Signs of Basal Cell Carcinoma
The most common form of skin cancer is basal cell carcinoma. The cancerous cells are most active around the face and neck regions, though instance of the development around the trunk is not very rare. Although the skin cancer is not malignant 80% of the time, it does cause local disfigurement. The signs of basal cell carcinoma include nodular and papule development...
Basal cell carcinomas are called so, since they develop within the basal cell layer. The formation of thymine dimers are UV induced and cause DNA damage. Cumulative damage causes cell mutation and depresses the immune system in the afflicted area. This cancer also develops due to the onslaught of basal cell nevus syndrome or Gorlin's syndrome. The mutation of the PTCH1 gene, which is credited with tumor suppression and located within chromosome 9q22.3, inhibits the necessary signaling and causes basal-cell carcinoma.
Signs of Basal Cell Carcinoma:
The condition surfaces in a number of ways, most of which are initially neglected. It is very essential to be attentive to the appearance of:
- Flesh-colored translucent papules that ulcerate in time.
- Cystic formations that have a central fluid-cavity.
- Nodular variant that is often mistaken for skin cancer or melanoma.
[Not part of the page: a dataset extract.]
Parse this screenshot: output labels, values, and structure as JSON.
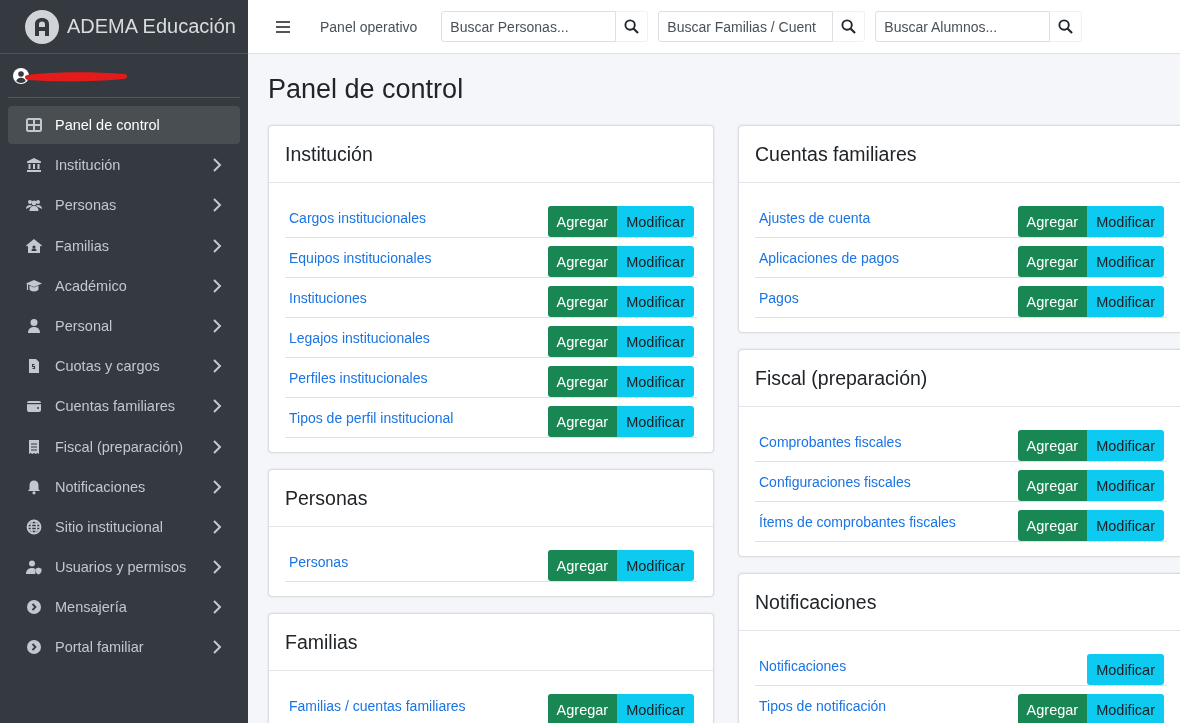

- A scar or infiltrative lesion.
- A scaly patch in the affected area, which is red in color. This form is commonly confused with eczema.
- Baso-squamoid that develops around the lips and ears. This form has been most responsible for deaths in immuno-suppressed individuals.
- Fibroepitheliomal skin tag.
- A sore that persistently oozes, bleeds, or crusts temporarily and then bleeds again. Any non –healing sore should be addressed immediately to rule out basal cell carcinoma.
- A red patch that keeps appearing on the face, shoulders, chest and limbs. The pain or itchiness or even painlessness should not be ignored.
- A nodule that is shiny in appearance, either red, pink or white in color should not be confused with a mole and should be brought to the attention of your doctor.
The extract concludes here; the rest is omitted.